Warni dan Esti meninggalkan pemukiman itu. Mereka saling diam. Hingga beberapa ratus meter mereke berjalan, Esti berkata sambil mengguncang tubuh Warni, “Ni, katakan di mana anakku”
“Tenanglah, anakmu aman”
“Aman? Di mana mereka?”
“Diamlah, ini kita mau menjemput anakmu dan anakku”
“Ke mana?”
“Ikut saja, mulutmu diam”
“Apa kau gila membakar rumah, Ni?”
“Aku ndak seb*doh itu, Es. Aku ndak tahu apa yang terjadi ... kami tertidur dan tiba-tiba aku terbangun dan rumah sudah penuh asap. Apalagi rumah kita terbuat dari papan, sangat cepat menyebar apinya, Es”
“Apa anakku baik-baik saja?”
Dari kejauhan Warni melihat dua orang pria tadi yang membuang mayat. Warni menarik tangan Esti dan bersembunyi di balik pohon besar.
“Siapa mereka, Ni?”
“Shhh”
“Bilang, Ni, siapa mereka?”
“Karena merekalah aku meninggalkan anak-anak di sana. Ahhh ... aku harap mereka ndak kenapa-napa, Es”
“Apa yang terjadi, Ni?”
“Aku melihat pria itu membuang mayat ke tempat sampah”
“Ni ... jangan buat aku merinding”
“Betul, Es ... itu memang kenyataannya”
“Ahhh ... jadi ... Yuli dan Silvi sekarang dekat mayat itu? Apa pembunuh itu tahu kalau mereka di sana?”
“Ndaklah, Es. Ndak mungkin aku biarkan anak-anak dekat dengan mayat itu. Bisa mati ketakutan mereka. Mereka ada di tempat aman tapi ndak jauh dari kejadian tadi. Aku minta mereka untuk tidak keluar dari tempat itu sebelum aku datang”
“Sekarang kita harus gimana, Ni?”
“Tunggu keadaan aman”
“Gimana mau aman, Ni. Tuh lihat sudah ada dua orang laki-laki yang mengincarmu”
Tak lama sebuah mobil hitam SUV berhenti di depan mobil sedan hitam. Esti kenal betul dengan mobil SUV itu. Ia pun gemetar sesaat laki-laki yang mengejarnya itu turun dari mobil.
“Siapa lagi itu?” Tukas Warni pelan dengan kening berkerut.
“Lah, bukannya itu ...” ujar Esti mangap.
“Apa kau kenal juga dengan pembunuh itu?”
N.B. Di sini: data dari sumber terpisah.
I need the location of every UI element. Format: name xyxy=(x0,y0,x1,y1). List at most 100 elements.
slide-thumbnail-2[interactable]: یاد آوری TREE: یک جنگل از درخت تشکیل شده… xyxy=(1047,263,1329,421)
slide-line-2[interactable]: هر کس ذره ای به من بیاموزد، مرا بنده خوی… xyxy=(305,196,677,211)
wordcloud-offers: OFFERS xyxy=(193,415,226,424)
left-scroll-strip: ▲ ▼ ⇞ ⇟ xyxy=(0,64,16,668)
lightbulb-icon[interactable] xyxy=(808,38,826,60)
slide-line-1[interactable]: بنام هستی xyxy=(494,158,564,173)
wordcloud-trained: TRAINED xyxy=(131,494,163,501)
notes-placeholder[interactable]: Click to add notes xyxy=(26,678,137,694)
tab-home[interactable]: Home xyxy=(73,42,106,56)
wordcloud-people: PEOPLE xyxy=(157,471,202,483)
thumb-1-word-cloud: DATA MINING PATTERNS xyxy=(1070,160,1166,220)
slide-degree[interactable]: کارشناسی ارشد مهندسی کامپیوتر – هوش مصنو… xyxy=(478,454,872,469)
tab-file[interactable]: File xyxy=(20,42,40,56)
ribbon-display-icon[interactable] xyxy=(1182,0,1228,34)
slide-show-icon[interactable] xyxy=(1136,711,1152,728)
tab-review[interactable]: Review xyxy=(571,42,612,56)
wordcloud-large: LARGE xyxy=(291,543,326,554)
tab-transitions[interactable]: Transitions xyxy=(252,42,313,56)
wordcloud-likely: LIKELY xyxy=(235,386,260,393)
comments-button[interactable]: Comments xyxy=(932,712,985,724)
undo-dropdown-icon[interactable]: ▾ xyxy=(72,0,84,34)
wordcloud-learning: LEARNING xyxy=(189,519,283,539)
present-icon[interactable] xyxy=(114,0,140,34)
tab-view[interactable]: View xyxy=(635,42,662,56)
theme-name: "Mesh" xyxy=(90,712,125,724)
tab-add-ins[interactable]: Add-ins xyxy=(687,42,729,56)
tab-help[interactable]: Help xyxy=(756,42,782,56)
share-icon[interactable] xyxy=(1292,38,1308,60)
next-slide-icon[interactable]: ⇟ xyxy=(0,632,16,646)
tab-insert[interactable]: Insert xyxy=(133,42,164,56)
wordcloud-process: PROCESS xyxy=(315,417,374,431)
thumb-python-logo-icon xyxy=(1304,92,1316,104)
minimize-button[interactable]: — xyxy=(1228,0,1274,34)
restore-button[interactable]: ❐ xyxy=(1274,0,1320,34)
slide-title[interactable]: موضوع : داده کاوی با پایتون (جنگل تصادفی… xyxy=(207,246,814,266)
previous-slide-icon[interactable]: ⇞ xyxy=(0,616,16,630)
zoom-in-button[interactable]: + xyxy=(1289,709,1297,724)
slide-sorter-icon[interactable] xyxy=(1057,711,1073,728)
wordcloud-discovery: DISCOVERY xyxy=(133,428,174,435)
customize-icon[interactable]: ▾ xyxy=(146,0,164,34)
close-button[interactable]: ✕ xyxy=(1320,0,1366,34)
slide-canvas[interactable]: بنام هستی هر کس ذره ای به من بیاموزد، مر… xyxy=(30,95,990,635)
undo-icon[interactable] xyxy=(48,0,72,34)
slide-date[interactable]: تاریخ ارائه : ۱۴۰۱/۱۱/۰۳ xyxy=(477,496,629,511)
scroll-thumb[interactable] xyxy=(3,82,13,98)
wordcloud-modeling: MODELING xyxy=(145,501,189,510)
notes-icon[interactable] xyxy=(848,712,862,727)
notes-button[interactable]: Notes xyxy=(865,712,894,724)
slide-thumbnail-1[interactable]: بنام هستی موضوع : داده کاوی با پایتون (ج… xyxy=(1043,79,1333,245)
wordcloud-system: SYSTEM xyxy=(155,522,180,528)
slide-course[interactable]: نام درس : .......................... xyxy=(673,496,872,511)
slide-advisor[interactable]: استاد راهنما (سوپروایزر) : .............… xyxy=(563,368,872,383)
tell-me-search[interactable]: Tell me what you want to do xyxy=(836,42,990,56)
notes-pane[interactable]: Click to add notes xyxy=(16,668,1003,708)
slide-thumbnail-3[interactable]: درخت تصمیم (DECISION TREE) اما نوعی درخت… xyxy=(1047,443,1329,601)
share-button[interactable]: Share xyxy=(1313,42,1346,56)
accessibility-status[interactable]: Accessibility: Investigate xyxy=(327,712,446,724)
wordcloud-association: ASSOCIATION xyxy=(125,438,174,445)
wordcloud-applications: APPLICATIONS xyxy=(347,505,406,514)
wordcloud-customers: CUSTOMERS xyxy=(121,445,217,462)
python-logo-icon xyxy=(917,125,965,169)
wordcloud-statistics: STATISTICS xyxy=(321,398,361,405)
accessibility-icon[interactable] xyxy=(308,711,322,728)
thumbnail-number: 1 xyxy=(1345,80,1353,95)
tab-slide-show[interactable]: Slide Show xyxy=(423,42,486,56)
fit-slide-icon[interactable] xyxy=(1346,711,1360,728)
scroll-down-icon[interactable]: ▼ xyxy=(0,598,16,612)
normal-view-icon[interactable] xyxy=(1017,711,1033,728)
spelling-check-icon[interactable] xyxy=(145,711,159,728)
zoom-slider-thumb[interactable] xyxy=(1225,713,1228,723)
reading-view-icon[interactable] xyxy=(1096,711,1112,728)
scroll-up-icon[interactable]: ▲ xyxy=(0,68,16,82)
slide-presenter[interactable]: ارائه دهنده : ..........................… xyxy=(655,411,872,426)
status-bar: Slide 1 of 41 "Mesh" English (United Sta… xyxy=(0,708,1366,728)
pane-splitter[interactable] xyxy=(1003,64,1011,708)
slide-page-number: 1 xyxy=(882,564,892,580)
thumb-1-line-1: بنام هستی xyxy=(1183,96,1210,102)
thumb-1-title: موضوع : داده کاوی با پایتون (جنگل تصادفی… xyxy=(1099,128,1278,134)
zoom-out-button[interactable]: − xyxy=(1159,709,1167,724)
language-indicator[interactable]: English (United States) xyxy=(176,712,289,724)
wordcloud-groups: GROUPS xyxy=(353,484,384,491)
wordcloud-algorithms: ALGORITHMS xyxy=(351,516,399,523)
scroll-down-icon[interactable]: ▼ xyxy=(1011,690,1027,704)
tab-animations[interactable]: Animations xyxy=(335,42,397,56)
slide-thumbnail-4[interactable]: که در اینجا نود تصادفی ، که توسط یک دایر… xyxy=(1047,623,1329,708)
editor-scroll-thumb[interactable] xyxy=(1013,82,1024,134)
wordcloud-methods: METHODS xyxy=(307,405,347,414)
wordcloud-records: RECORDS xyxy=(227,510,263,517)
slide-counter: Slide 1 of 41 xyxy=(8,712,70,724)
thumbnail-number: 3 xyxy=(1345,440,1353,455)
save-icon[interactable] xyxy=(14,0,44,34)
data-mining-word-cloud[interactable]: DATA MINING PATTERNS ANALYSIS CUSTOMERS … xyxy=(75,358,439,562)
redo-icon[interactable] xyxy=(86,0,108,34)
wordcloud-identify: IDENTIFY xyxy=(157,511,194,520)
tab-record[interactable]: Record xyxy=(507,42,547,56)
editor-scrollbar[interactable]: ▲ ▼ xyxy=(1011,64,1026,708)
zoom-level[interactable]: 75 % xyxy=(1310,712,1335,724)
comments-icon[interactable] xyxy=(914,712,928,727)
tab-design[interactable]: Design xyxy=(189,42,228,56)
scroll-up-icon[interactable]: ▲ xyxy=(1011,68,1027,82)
“Nggak” jawabnya menggeleng.
“Ndak mungkin. Siapa dia? Katakan”
“Uhhhh ... aku hampir mati malam ini, Ni”
“Maksudmu?”
“Aaah ... entahlah”
“Kalau kau ndak cerita, gimana aku bisa tahu”
“Aku dikejar-kejar sama laki-laki yang keluar dari mobil biru itu, Ni”
“Kenapa kau dikejar-kejar? Kau mencuri?”
“Ni ... ini tidak ada kaitannya dengan mencuri”
“Lalu apa?”
“Aku menolak pria itu”
“Lah ... ndak masuk akal kamu, Es. Tampan begitu kok ditolak”
Di ujung pandangan Warni, ia terpaku di suatu tempat yang membuatnya teringat akan masa lalunya. Tempat itu sudah tutup di jam-jam rawan begini. Tempat itu menjadi saksi bisu kisah hidupnya bersama mendiang suaminya Irwan.
Warni menunjuk ke arah warung nasi tempat pertama kali ia bertemu dengan Irwan. Warni membuka keheningan dengan berkata, “kau tahu, Es, itu tempat pertama kali aku dan Irwan suamiku bertemu. Di situ juga aku bertemu dengan Joni. Mereka berteman”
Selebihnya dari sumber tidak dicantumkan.